The study included patients in a breast cancer database who were diagnosed with breast cancer in west Ireland between 1995 and 2005. Data regarding patient age, HER2/neu status, tumor grade, and stage of disease was collected. ER and PR status were determined using immunohistochemistry. Disease free survival and overall survival were determined for each patient. Both ER and PR were assessed for 851 of the 1,190 breast cancer patients: 468 (55%) were ER+/PR+, 119 (14%) were ER+/PR-, 77 (9%) were ER-/PR+ and 187 (22%) were ER-/PR-.
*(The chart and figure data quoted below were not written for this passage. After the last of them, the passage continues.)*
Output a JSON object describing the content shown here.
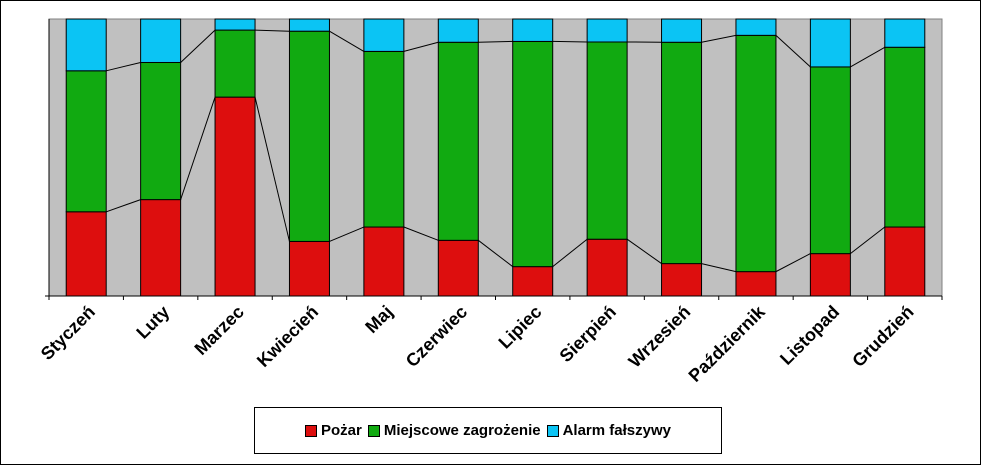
{
  "chart_data": {
    "type": "bar",
    "stacked": true,
    "normalized": true,
    "categories": [
      "Styczeń",
      "Luty",
      "Marzec",
      "Kwiecień",
      "Maj",
      "Czerwiec",
      "Lipiec",
      "Sierpień",
      "Wrzesień",
      "Październik",
      "Listopad",
      "Grudzień"
    ],
    "series": [
      {
        "name": "Pożar",
        "color": "#dd0e0e",
        "values": [
          30.4,
          34.8,
          71.8,
          19.7,
          24.9,
          20.1,
          10.6,
          20.5,
          11.7,
          8.8,
          15.3,
          24.9
        ]
      },
      {
        "name": "Miejscowe zagrożenie",
        "color": "#11aa11",
        "values": [
          50.9,
          49.5,
          24.2,
          75.9,
          63.4,
          71.5,
          81.3,
          71.2,
          79.9,
          85.3,
          67.4,
          64.9
        ]
      },
      {
        "name": "Alarm fałszywy",
        "color": "#0bc4f4",
        "values": [
          18.7,
          15.7,
          4.0,
          4.4,
          11.7,
          8.4,
          8.1,
          8.3,
          8.4,
          5.9,
          17.3,
          10.2
        ]
      }
    ],
    "ylim": [
      0,
      100
    ],
    "plot_background": "#c0c0c0",
    "legend_position": "bottom",
    "series_lines": true,
    "grid": false
  }
}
Patients in the ER-/PR+ group tended to be younger than patients in the other groups, with an average age of 53 years, whereas ER+/PR- patients tended to be older, with an average age of 64 years. ER- patients were more likely to have a higher grade of disease. ER+/PR+ tumors were less likely to be HER2+ than the other three ER/PR combinations. Patients in the ER-/PR+ group were found to have a distinct survival advantage at five years after diagnosis, significantly better than those with ER-/PR- disease and similar to those who with ER+/PR- disease. The authors conclude that PR status is an independent predictor of response to endocrine therapy. This result highlights the importance of measuring PR in invasive breast cancer, as otherwise 10% of endocrine responsive patients would be denied valuable adjuvant therapy.